Rabu, 07 Desember 2022

CONTOH KARYA ILMIAH UNIVERSITAS TERBUKA "ANALISIS PROSEDUR PENERJEMAHAN TEKS"

Karya tulis menurut Kamus Besar Bahasa Indonesia (KBBI), adalah karya tulis yang dibuat dengan prinsip-prinsip ilmiah, berdasarkan data dan fakta (obervasi, eksperimen, dan kajian pustaka). Sedangkan menurut ahli lain Drs. Totok Djuroto dan Dr. Bambang Supriyadi, mendefinisikan karya ilmiah sebagai serangkaian kegiatan penulisan yang berlandaskan pada hasil penelitian yang disusun secara sistematis mengikuti metodologi ilmiah, yang bertujuan untuk mendapatkan jawaban ilmiah dari suatu permasalahan.


 

Bagi mahasiswa Universitas Terbuka, pada tahapan akhir kelulusan diwajibkan untuk membuat Karya Ilmiah. Khusus bagi mahasiswa Sastra Inggris Universitas Terbuka berikut contohnya:

ANALISIS PROSEDUR PENERJEMAHAN TEKS

"Pegon a Javanese script of acculturation and resistance falling"
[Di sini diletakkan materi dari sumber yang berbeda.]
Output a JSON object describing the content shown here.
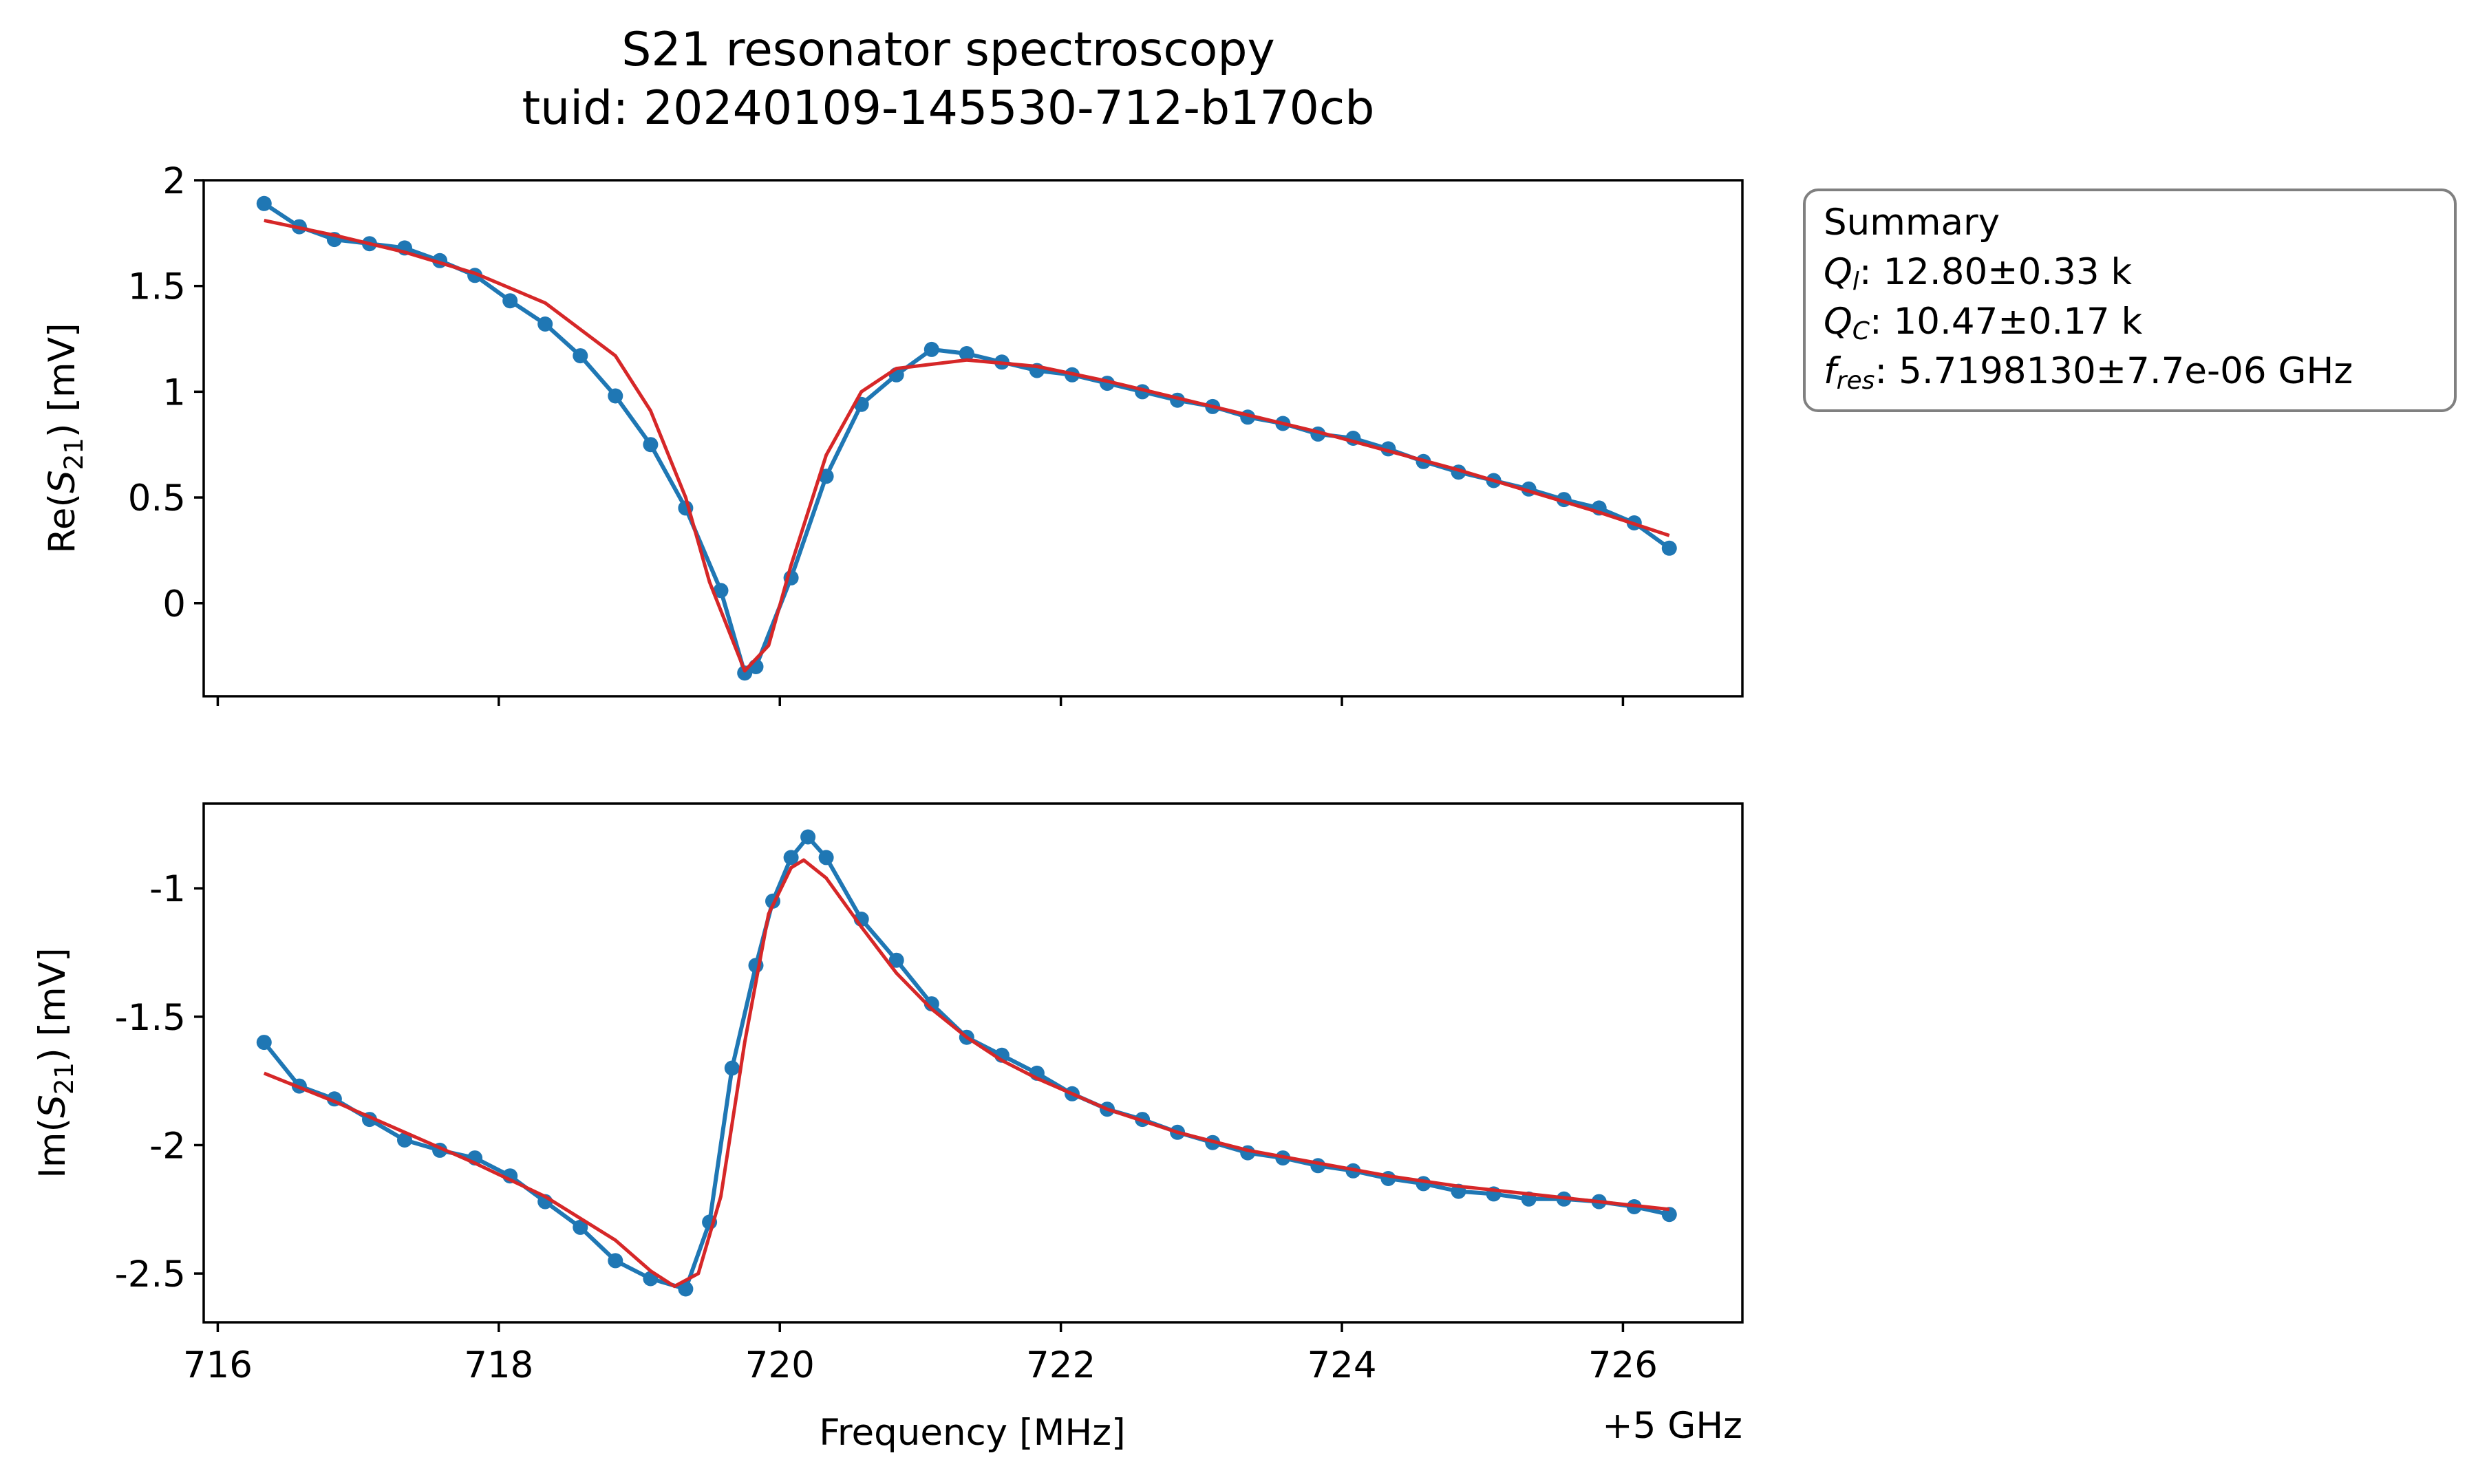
{
  "title": {
    "line1": "S21 resonator spectroscopy",
    "line2": "tuid: 20240109-145530-712-b170cb"
  },
  "summary": {
    "heading": "Summary",
    "ql_value": ": 12.80±0.33 k",
    "qc_value": ": 10.47±0.17 k",
    "fres_value": ": 5.7198130±7.7e-06 GHz"
  },
  "colors": {
    "data": "#1f77b4",
    "fit": "#d62728",
    "box_edge": "#808080"
  },
  "chart_data": [
    {
      "type": "line",
      "ylabel": "Re(S21) [mV]",
      "xlim": [
        715.9,
        726.85
      ],
      "ylim": [
        -0.44,
        2.0
      ],
      "yticks": [
        0,
        0.5,
        1,
        1.5,
        2
      ],
      "yticklabels": [
        "0",
        "0.5",
        "1",
        "1.5",
        "2"
      ],
      "grid": false,
      "series": [
        {
          "role": "data",
          "style": "line+markers",
          "x": [
            716.33,
            716.58,
            716.83,
            717.08,
            717.33,
            717.58,
            717.83,
            718.08,
            718.33,
            718.58,
            718.83,
            719.08,
            719.33,
            719.58,
            719.75,
            719.83,
            720.08,
            720.33,
            720.58,
            720.83,
            721.08,
            721.33,
            721.58,
            721.83,
            722.08,
            722.33,
            722.58,
            722.83,
            723.08,
            723.33,
            723.58,
            723.83,
            724.08,
            724.33,
            724.58,
            724.83,
            725.08,
            725.33,
            725.58,
            725.83,
            726.08,
            726.33
          ],
          "y": [
            1.89,
            1.78,
            1.72,
            1.7,
            1.68,
            1.62,
            1.55,
            1.43,
            1.32,
            1.17,
            0.98,
            0.75,
            0.45,
            0.06,
            -0.33,
            -0.3,
            0.12,
            0.6,
            0.94,
            1.08,
            1.2,
            1.18,
            1.14,
            1.1,
            1.08,
            1.04,
            1.0,
            0.96,
            0.93,
            0.88,
            0.85,
            0.8,
            0.78,
            0.73,
            0.67,
            0.62,
            0.58,
            0.54,
            0.49,
            0.45,
            0.38,
            0.26
          ]
        },
        {
          "role": "fit",
          "style": "line",
          "x": [
            716.33,
            716.83,
            717.33,
            717.83,
            718.33,
            718.83,
            719.08,
            719.33,
            719.5,
            719.75,
            719.92,
            720.08,
            720.33,
            720.58,
            720.83,
            721.33,
            721.83,
            722.33,
            722.83,
            723.33,
            723.83,
            724.33,
            724.83,
            725.33,
            725.83,
            726.33
          ],
          "y": [
            1.81,
            1.74,
            1.66,
            1.56,
            1.42,
            1.17,
            0.91,
            0.5,
            0.1,
            -0.32,
            -0.2,
            0.18,
            0.7,
            1.0,
            1.11,
            1.15,
            1.12,
            1.05,
            0.97,
            0.89,
            0.81,
            0.72,
            0.63,
            0.53,
            0.43,
            0.32
          ]
        }
      ]
    },
    {
      "type": "line",
      "xlabel": "Frequency [MHz]",
      "x_offset_label": "+5 GHz",
      "ylabel": "Im(S21) [mV]",
      "xlim": [
        715.9,
        726.85
      ],
      "ylim": [
        -2.69,
        -0.67
      ],
      "xticks": [
        716,
        718,
        720,
        722,
        724,
        726
      ],
      "xticklabels": [
        "716",
        "718",
        "720",
        "722",
        "724",
        "726"
      ],
      "yticks": [
        -1,
        -1.5,
        -2,
        -2.5
      ],
      "yticklabels": [
        "-1",
        "-1.5",
        "-2",
        "-2.5"
      ],
      "grid": false,
      "series": [
        {
          "role": "data",
          "style": "line+markers",
          "x": [
            716.33,
            716.58,
            716.83,
            717.08,
            717.33,
            717.58,
            717.83,
            718.08,
            718.33,
            718.58,
            718.83,
            719.08,
            719.33,
            719.5,
            719.66,
            719.83,
            719.95,
            720.08,
            720.2,
            720.33,
            720.58,
            720.83,
            721.08,
            721.33,
            721.58,
            721.83,
            722.08,
            722.33,
            722.58,
            722.83,
            723.08,
            723.33,
            723.58,
            723.83,
            724.08,
            724.33,
            724.58,
            724.83,
            725.08,
            725.33,
            725.58,
            725.83,
            726.08,
            726.33
          ],
          "y": [
            -1.6,
            -1.77,
            -1.82,
            -1.9,
            -1.98,
            -2.02,
            -2.05,
            -2.12,
            -2.22,
            -2.32,
            -2.45,
            -2.52,
            -2.56,
            -2.3,
            -1.7,
            -1.3,
            -1.05,
            -0.88,
            -0.8,
            -0.88,
            -1.12,
            -1.28,
            -1.45,
            -1.58,
            -1.65,
            -1.72,
            -1.8,
            -1.86,
            -1.9,
            -1.95,
            -1.99,
            -2.03,
            -2.05,
            -2.08,
            -2.1,
            -2.13,
            -2.15,
            -2.18,
            -2.19,
            -2.21,
            -2.21,
            -2.22,
            -2.24,
            -2.27
          ]
        },
        {
          "role": "fit",
          "style": "line",
          "x": [
            716.33,
            716.83,
            717.33,
            717.83,
            718.33,
            718.83,
            719.08,
            719.25,
            719.42,
            719.58,
            719.75,
            719.92,
            720.08,
            720.17,
            720.33,
            720.58,
            720.83,
            721.08,
            721.33,
            721.58,
            721.83,
            722.33,
            722.83,
            723.33,
            723.83,
            724.33,
            724.83,
            725.33,
            725.83,
            726.33
          ],
          "y": [
            -1.72,
            -1.83,
            -1.95,
            -2.07,
            -2.2,
            -2.37,
            -2.49,
            -2.55,
            -2.5,
            -2.2,
            -1.6,
            -1.1,
            -0.92,
            -0.89,
            -0.96,
            -1.15,
            -1.33,
            -1.47,
            -1.58,
            -1.67,
            -1.74,
            -1.86,
            -1.95,
            -2.02,
            -2.07,
            -2.12,
            -2.16,
            -2.19,
            -2.22,
            -2.25
          ]
        }
      ]
    }
  ]
}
ANALISIS  PROSEDUR PENERJEMAHAN  TEKS

Pegon: a Javanese script of acculturation and resistance is fading

RIDWAN PAHLAWI

041461674

Pahlawiridwan@gmail.com

Program S1 Sastra Inggris Bidang Minat Penerjemahan

Fakultas Hukum, Ilmu Sosial, dan Ilmu Politik

UNIVERSITAS TERBUKA

 

ABSTRAK

Penelitian yang berjudul Analisis Prosedur Penerjemahan Teks “Pegon: a Javanese script of acculturation and resistance is fading” ini mengkaji prosedur penerjemahan yang digunakan penulis dalam menerjemahkan teks tersebut dari bahasa sumber (BSu) ke bahasa sasaran (BSa). Hasil Analisis    menunjukan     bahwa     penulis     menggunakan prosedur penerjemahan Naturalisasi, Transferensi, Modulasi dan Generik untuk menerjemahkan teks dari teks sumber (TSu) ke teks sasaran (TSa). Adapun tujuan dari penulisan karya ilmiah ini adalah untuk melihat proses penerjemahan  dari teks Analytical Exposition berjudul dengan menggunakan “Pegon: a Javanese script of acculturation and resistance is fading”.
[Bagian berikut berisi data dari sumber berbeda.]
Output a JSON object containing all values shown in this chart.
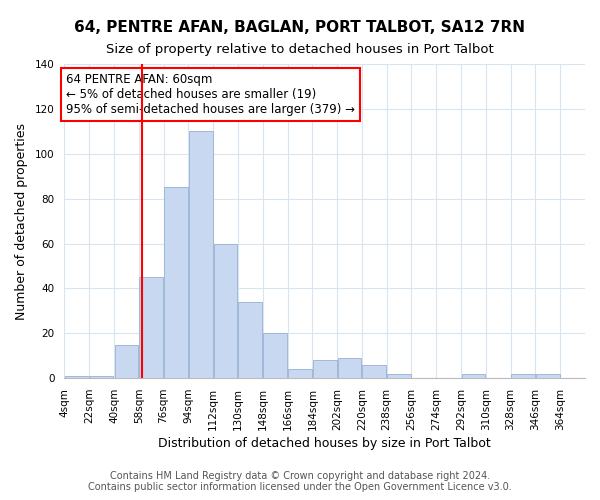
{
  "title": "64, PENTRE AFAN, BAGLAN, PORT TALBOT, SA12 7RN",
  "subtitle": "Size of property relative to detached houses in Port Talbot",
  "xlabel": "Distribution of detached houses by size in Port Talbot",
  "ylabel": "Number of detached properties",
  "bar_color": "#c8d8f0",
  "bar_edge_color": "#a0b8d8",
  "vline_x": 60,
  "vline_color": "red",
  "annotation_title": "64 PENTRE AFAN: 60sqm",
  "annotation_line1": "← 5% of detached houses are smaller (19)",
  "annotation_line2": "95% of semi-detached houses are larger (379) →",
  "annotation_box_color": "white",
  "annotation_box_edge": "red",
  "bins_left_edges": [
    4,
    22,
    40,
    58,
    76,
    94,
    112,
    130,
    148,
    166,
    184,
    202,
    220,
    238,
    256,
    274,
    292,
    310,
    328,
    346
  ],
  "bin_width": 18,
  "counts": [
    1,
    1,
    15,
    45,
    85,
    110,
    60,
    34,
    20,
    4,
    8,
    9,
    6,
    2,
    0,
    0,
    2,
    0,
    2,
    2
  ],
  "xtick_labels": [
    "4sqm",
    "22sqm",
    "40sqm",
    "58sqm",
    "76sqm",
    "94sqm",
    "112sqm",
    "130sqm",
    "148sqm",
    "166sqm",
    "184sqm",
    "202sqm",
    "220sqm",
    "238sqm",
    "256sqm",
    "274sqm",
    "292sqm",
    "310sqm",
    "328sqm",
    "346sqm",
    "364sqm"
  ],
  "ylim": [
    0,
    140
  ],
  "yticks": [
    0,
    20,
    40,
    60,
    80,
    100,
    120,
    140
  ],
  "footer_line1": "Contains HM Land Registry data © Crown copyright and database right 2024.",
  "footer_line2": "Contains public sector information licensed under the Open Government Licence v3.0.",
  "title_fontsize": 11,
  "subtitle_fontsize": 9.5,
  "axis_label_fontsize": 9,
  "tick_fontsize": 7.5,
  "footer_fontsize": 7,
  "annotation_fontsize": 8.5,
  "background_color": "#ffffff",
  "grid_color": "#d8e4f0"
}
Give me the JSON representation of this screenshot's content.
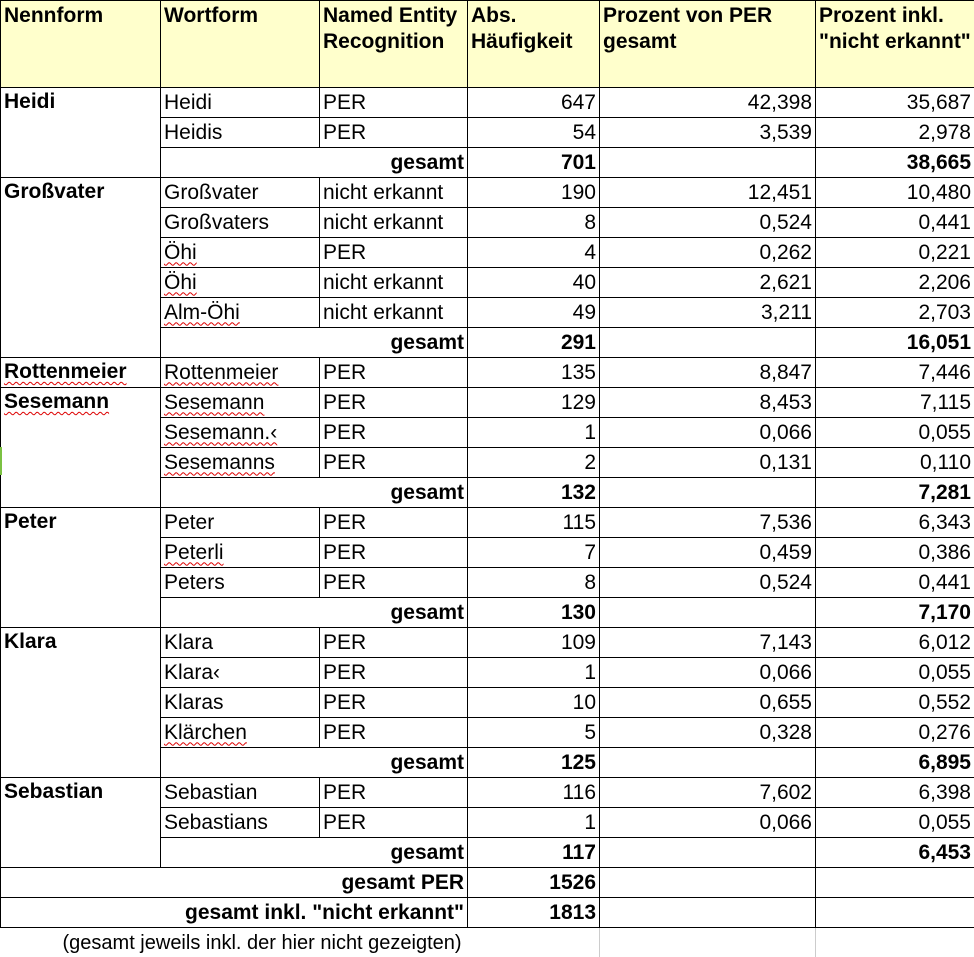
{
  "headers": {
    "nennform": "Nennform",
    "wortform": "Wortform",
    "ner": "Named Entity Recognition",
    "abs": "Abs. Häufigkeit",
    "pct_per": "Prozent von PER gesamt",
    "pct_all": "Prozent inkl. \"nicht erkannt\""
  },
  "groups": [
    {
      "name": "Heidi",
      "rows": [
        {
          "form": "Heidi",
          "ner": "PER",
          "abs": "647",
          "p1": "42,398",
          "p2": "35,687"
        },
        {
          "form": "Heidis",
          "ner": "PER",
          "abs": "54",
          "p1": "3,539",
          "p2": "2,978"
        }
      ],
      "total_label": "gesamt",
      "total_abs": "701",
      "total_pct": "38,665"
    },
    {
      "name": "Großvater",
      "rows": [
        {
          "form": "Großvater",
          "ner": "nicht erkannt",
          "abs": "190",
          "p1": "12,451",
          "p2": "10,480"
        },
        {
          "form": "Großvaters",
          "ner": "nicht erkannt",
          "abs": "8",
          "p1": "0,524",
          "p2": "0,441"
        },
        {
          "form": "Öhi",
          "ner": "PER",
          "abs": "4",
          "p1": "0,262",
          "p2": "0,221"
        },
        {
          "form": "Öhi",
          "ner": "nicht erkannt",
          "abs": "40",
          "p1": "2,621",
          "p2": "2,206"
        },
        {
          "form": "Alm-Öhi",
          "ner": "nicht erkannt",
          "abs": "49",
          "p1": "3,211",
          "p2": "2,703"
        }
      ],
      "total_label": "gesamt",
      "total_abs": "291",
      "total_pct": "16,051"
    },
    {
      "name": "Rottenmeier",
      "rows": [
        {
          "form": "Rottenmeier",
          "ner": "PER",
          "abs": "135",
          "p1": "8,847",
          "p2": "7,446"
        }
      ]
    },
    {
      "name": "Sesemann",
      "rows": [
        {
          "form": "Sesemann",
          "ner": "PER",
          "abs": "129",
          "p1": "8,453",
          "p2": "7,115"
        },
        {
          "form": "Sesemann.‹",
          "ner": "PER",
          "abs": "1",
          "p1": "0,066",
          "p2": "0,055"
        },
        {
          "form": "Sesemanns",
          "ner": "PER",
          "abs": "2",
          "p1": "0,131",
          "p2": "0,110"
        }
      ],
      "total_label": "gesamt",
      "total_abs": "132",
      "total_pct": "7,281"
    },
    {
      "name": "Peter",
      "rows": [
        {
          "form": "Peter",
          "ner": "PER",
          "abs": "115",
          "p1": "7,536",
          "p2": "6,343"
        },
        {
          "form": "Peterli",
          "ner": "PER",
          "abs": "7",
          "p1": "0,459",
          "p2": "0,386"
        },
        {
          "form": "Peters",
          "ner": "PER",
          "abs": "8",
          "p1": "0,524",
          "p2": "0,441"
        }
      ],
      "total_label": "gesamt",
      "total_abs": "130",
      "total_pct": "7,170"
    },
    {
      "name": "Klara",
      "rows": [
        {
          "form": "Klara",
          "ner": "PER",
          "abs": "109",
          "p1": "7,143",
          "p2": "6,012"
        },
        {
          "form": "Klara‹",
          "ner": "PER",
          "abs": "1",
          "p1": "0,066",
          "p2": "0,055"
        },
        {
          "form": "Klaras",
          "ner": "PER",
          "abs": "10",
          "p1": "0,655",
          "p2": "0,552"
        },
        {
          "form": "Klärchen",
          "ner": "PER",
          "abs": "5",
          "p1": "0,328",
          "p2": "0,276"
        }
      ],
      "total_label": "gesamt",
      "total_abs": "125",
      "total_pct": "6,895"
    },
    {
      "name": "Sebastian",
      "rows": [
        {
          "form": "Sebastian",
          "ner": "PER",
          "abs": "116",
          "p1": "7,602",
          "p2": "6,398"
        },
        {
          "form": "Sebastians",
          "ner": "PER",
          "abs": "1",
          "p1": "0,066",
          "p2": "0,055"
        }
      ],
      "total_label": "gesamt",
      "total_abs": "117",
      "total_pct": "6,453"
    }
  ],
  "footer": {
    "per_label": "gesamt PER",
    "per_value": "1526",
    "all_label": "gesamt inkl. \"nicht erkannt\"",
    "all_value": "1813",
    "note": "(gesamt jeweils inkl. der hier nicht gezeigten)"
  }
}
Kata kunci: penerjemahan, prosedur penerjemahan, transferensi

 

PENDAHULUAN

 

1.1       Latar Belakang

Bahasa pada masa ini merupakan kebutuhan mutlak yang harus dikuasai oleh umat manusia dalam berkomunikasi dengan manusia yang lain. Dengan adanya kemajuan teknologi komunikasi antar manusia tidak hanya terjadi pada tataran masyarakat, antar kelompok dan wilayah regional ataupun negara melainkan pada tingkat internasional. Antar individu  dipenjuru dunia saat ini bisa dengan mudah berkomunikasi dan  saling bertukar informasi melalui ponsel. Bahasa inggris sebagai bahasa internasional merupakan sarana penghubung yang dapat diterima diseluruh dunia. Namun perbedaan budaya kadang menjadi kendala dalam penyampaian pesan. Disinilah peran penerjemahan menjadi sangat penting untuk kesamaan dan pemahaman pesan yang disampaikan. Menurut Newmark (1988) penerjemahan adalah suatu  upaya atau usaha  untuk menyatakan kembali makna suatu teks dalam bahasa lain sebagaimana diinginkan penulis aslinya. Sementara itu pendapat lain terkait penerjemahan yaitu Catford (1969:20) menyatakan bahwa penerjemahan adalah digantinya materi tekstual suatu Bahasa (BSu) oleh materi tekstual yang sepadan dalam bahsa lain (BSa). Terkait dengan kendala dalam proses penerjemahan suatu teks Nida (dalam Hoed, 2006: 24) menyatakan bahwa kendala penerjemahan dalam suatu teks ada empat yaitu, kendala Bahasa, kendala kebudayaan sosial, kendala kebudayaan religi dan kebudayaan material. Dari pendapat ahli diatas dapat diketahui bahwa kendala yang dihadapi penerjemah adalah bahasa dan budaya. Ketidaksepadanan makna juga merupakan suatu tantangan bagi penerjemah, Baker (1992) menyebut masalah ketidaksepadanan dengan istilah “commons problems of non equivalence”. Salah satunya disebabkan oleh “culture-specific concept” dimana konsep suatu bahasa tidak ada di bahasa sasaran (BSa).

1.2    Rumusan Masalah

      Melihat latar belakang tersebut, disusunlah rumusan masalah sebagai berikut:

a.       Prosedur penerjemahan apa yang paling sesuai untuk menemukan padanan kata yang terdapat dalam teks Analitical Exposition berjudul “Pegon: a Javanese script of acculturation and resistance is fading”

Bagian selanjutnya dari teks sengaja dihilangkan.